Later, the delicate domestic politics of several countries allowed this indignation to persist. Thus, the need for cheap labor and “experienced” military personnel were central to determining who would (or not) receive immigration papers. Other factors included the West’s growing hostility to the Soviet Union, the tired confusion of Jews with Communists, and old-fashioned anti-Semitism. (Nasaw lets us listen to General George Patton, no less, ranting in his diary about those who “believe the displaced person is a human being, which he is not, and this particularly applies to Jews who are inferior to animals.) The focus on “utilitarian and political rather than humanitarian justifications for resettlement,” writes Nasaw, did not just apply to the current situation.
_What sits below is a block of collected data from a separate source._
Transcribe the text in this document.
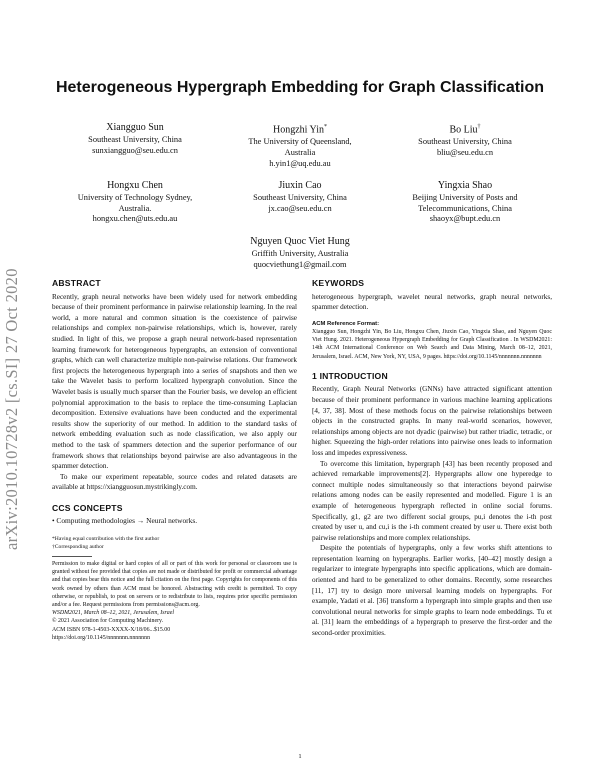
arXiv:2010.10728v2 [cs.SI] 27 Oct 2020
Heterogeneous Hypergraph Embedding for Graph Classification
Xiangguo Sun
Southeast University, China
sunxiangguo@seu.edu.cn
Hongzhi Yin*
The University of Queensland,
Australia
h.yin1@uq.edu.au
Bo Liu†
Southeast University, China
bliu@seu.edu.cn
Hongxu Chen
University of Technology Sydney,
Australia.
hongxu.chen@uts.edu.au
Jiuxin Cao
Southeast University, China
jx.cao@seu.edu.cn
Yingxia Shao
Beijing University of Posts and
Telecommunications, China
shaoyx@bupt.edu.cn
Nguyen Quoc Viet Hung
Griffith University, Australia
quocviethung1@gmail.com
ABSTRACT

Recently, graph neural networks have been widely used for network embedding because of their prominent performance in pairwise relationship learning. In the real world, a more natural and common situation is the coexistence of pairwise relationships and complex non-pairwise relationships, which is, however, rarely studied. In light of this, we propose a graph neural network-based representation learning framework for heterogeneous hypergraphs, an extension of conventional graphs, which can well characterize multiple non-pairwise relations. Our framework first projects the heterogeneous hypergraph into a series of snapshots and then we take the Wavelet basis to perform localized hypergraph convolution. Since the Wavelet basis is usually much sparser than the Fourier basis, we develop an efficient polynomial approximation to the basis to replace the time-consuming Laplacian decomposition. Extensive evaluations have been conducted and the experimental results show the superiority of our method. In addition to the standard tasks of network embedding evaluation such as node classification, we also apply our method to the task of spammers detection and the superior performance of our framework shows that relationships beyond pairwise are also advantageous in the spammer detection.

To make our experiment repeatable, source codes and related datasets are available at https://xiangguosun.mystrikingly.com.

CCS CONCEPTS
• Computing methodologies → Neural networks.
*Having equal contribution with the first author
†Corresponding author
Permission to make digital or hard copies of all or part of this work for personal or classroom use is granted without fee provided that copies are not made or distributed for profit or commercial advantage and that copies bear this notice and the full citation on the first page. Copyrights for components of this work owned by others than ACM must be honored. Abstracting with credit is permitted. To copy otherwise, or republish, to post on servers or to redistribute to lists, requires prior specific permission and/or a fee. Request permissions from permissions@acm.org.
WSDM2021, March 08–12, 2021, Jerusalem, Israel
© 2021 Association for Computing Machinery.
ACM ISBN 978-1-4503-XXXX-X/18/06...$15.00
https://doi.org/10.1145/nnnnnnn.nnnnnnn
KEYWORDS

heterogeneous hypergraph, wavelet neural networks, graph neural networks, spammer detection.

ACM Reference Format:
Xiangguo Sun, Hongzhi Yin, Bo Liu, Hongxu Chen, Jiuxin Cao, Yingxia Shao, and Nguyen Quoc Viet Hung. 2021. Heterogeneous Hypergraph Embedding for Graph Classification . In WSDM2021: 14th ACM International Conference on Web Search and Data Mining, March 08–12, 2021, Jerusalem, Israel. ACM, New York, NY, USA, 9 pages. https://doi.org/10.1145/nnnnnnn.nnnnnnn
1 INTRODUCTION

Recently, Graph Neural Networks (GNNs) have attracted significant attention because of their prominent performance in various machine learning applications [4, 37, 38]. Most of these methods focus on the pairwise relationships between objects in the constructed graphs. In many real-world scenarios, however, relationships among objects are not dyadic (pairwise) but rather triadic, tetradic, or higher. Squeezing the high-order relations into pairwise ones leads to information loss and impedes expressiveness.

To overcome this limitation, hypergraph [43] has been recently proposed and achieved remarkable improvements[2]. Hypergraphs allow one hyperedge to connect multiple nodes simultaneously so that interactions beyond pairwise relations among nodes can be easily represented and modelled. Figure 1 is an example of heterogeneous hypergraph reflected in online social forums. Specifically, g1, g2 are two different social groups, pu,i denotes the i-th post created by user u, and cu,i is the i-th comment created by user u. There exist both pairwise relationships and more complex relationships.

Despite the potentials of hypergraphs, only a few works shift attentions to representation learning on hypergraphs. Earlier works, [40–42] mostly design a regularizer to integrate hypergraphs into specific applications, which are domain-oriented and hard to be generalized to other domains. Recently, some researches [11, 17] try to design more universal learning models on hypergraphs. For example, Yadati et al. [36] transform a hypergraph into simple graphs and then use convolutional neural networks for simple graphs to learn node embeddings. Tu et al. [31] learn the embeddings of a hypergraph to preserve the first-order and the second-order proximities.

1
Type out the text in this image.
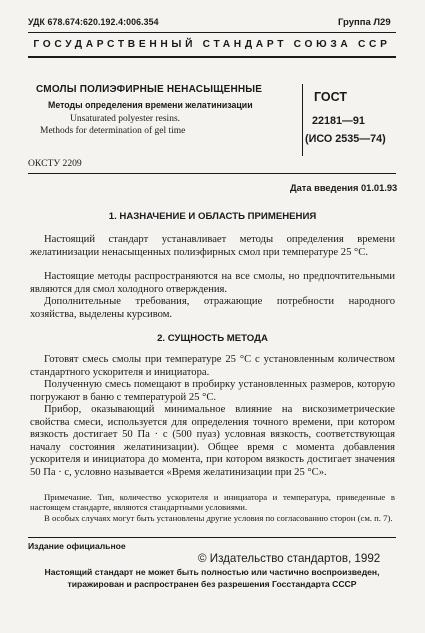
УДК 678.674:620.192.4:006.354	Группа Л29
ГОСУДАРСТВЕННЫЙ СТАНДАРТ СОЮЗА ССР
СМОЛЫ ПОЛИЭФИРНЫЕ НЕНАСЫЩЕННЫЕ
Методы определения времени желатинизации
Unsaturated polyester resins.
Methods for determination of gel time
ГОСТ
22181—91
(ИСО 2535—74)
ОКСТУ 2209
Дата введения 01.01.93
1. НАЗНАЧЕНИЕ И ОБЛАСТЬ ПРИМЕНЕНИЯ
Настоящий стандарт устанавливает методы определения времени желатинизации ненасыщенных полиэфирных смол при температуре 25 °С.
Настоящие методы распространяются на все смолы, но предпочтительными являются для смол холодного отверждения.
Дополнительные требования, отражающие потребности народного хозяйства, выделены курсивом.
2. СУЩНОСТЬ МЕТОДА
Готовят смесь смолы при температуре 25 °С с установленным количеством стандартного ускорителя и инициатора.
Полученную смесь помещают в пробирку установленных размеров, которую погружают в баню с температурой 25 °С.
Прибор, оказывающий минимальное влияние на вискозиметрические свойства смеси, используется для определения точного времени, при котором вязкость достигает 50 Па · с (500 пуаз) условная вязкость, соответствующая началу состояния желатинизации). Общее время с момента добавления ускорителя и инициатора до момента, при котором вязкость достигает значения 50 Па · с, условно называется «Время желатинизации при 25 °С».
Примечание. Тип, количество ускорителя и инициатора и температура, приведенные в настоящем стандарте, являются стандартными условиями.
В особых случаях могут быть установлены другие условия по согласованию сторон (см. п. 7).
Издание официальное
© Издательство стандартов, 1992
Настоящий стандарт не может быть полностью или частично воспроизведен, тиражирован и распространен без разрешения Госстандарта СССР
He defined the term “hard Darwinians” for how the “developed world” handled subsequent refugee crises.

One of the longest of these crises is, of course, that of Palestine/Israel. Nasaw skillfully handles the international aspects of this part of the story, in which the fate of this troubled little piece of land has become a kicked ball between England and the United States. This too was complicated. Harry Truman’s push for the open immigration of Jewish refugees to British-controlled Palestine and eventually for a Jewish state may have stemmed from his lifelong moral sense and Bible reading, though it also involved other less noble issues, including his need to secure the proverbial Jewish vote. The United States’ own immigration policies also played a role. Nasaw quotes English Foreign Secretary Ernest Bevin as suggesting in 1946 that “regarding the agitation in the United States, and particularly in New York, for 100,000 Jews to be sent to Palestine”, he hoped “that he would not will not be misunderstood in America if I say, with the purest of motives, that it was because they didn’t resent New York too much “Purity” doesn’t seem particularly relevant to this conversation, but Bevin had That said, his candid assessment of the situation got him into hot diplomatic water, the temperature of which Nasaw does a typically astute job of gauging and contextualizing.

The author’s account of facts on the ground in Palestine/Israel produces the book’s only slight wobble – an unusual loss of perspective. It is perhaps inevitable that if one views the region’s violent history through the prism of the desperate DPs, one will perceive the British Mandatory authorities’ strict immigration quotas after 1939 and the refusal to simply “open the doors “like nothing but cruel and quirky. The quotas may indeed have been punitive, as Nasaw suggests, but they also stem from Britain’s (admittedly ruinous) attempts to arbitrate an already 50-year-old struggle between two competing national movements whose origins had nothing to do with Hitler.

Nasaw acknowledges, in passing, the bitter irony that many Jewish POWs who eventually arrived on Israel’s shores ended up occupying homes, villages and neighborhoods that had recently belonged to Palestinian Arabs, themselves themselves became refugees in 1948. , deprived of the right to return to their homes. He strives to be “impartial”. But it is disconcerting that a writer as sensitive to political and rhetorical nuances as he is would use commonplace and provocative terms like “nothing short of miraculous” to refer to the rapid resettlement of displaced Jews in Israel, or use the word “aliyah “, as though it is perfectly neutral. (It means “ascension” in Hebrew, and colors the notion of Jewish immigration to Israel with a definite ideological tint.)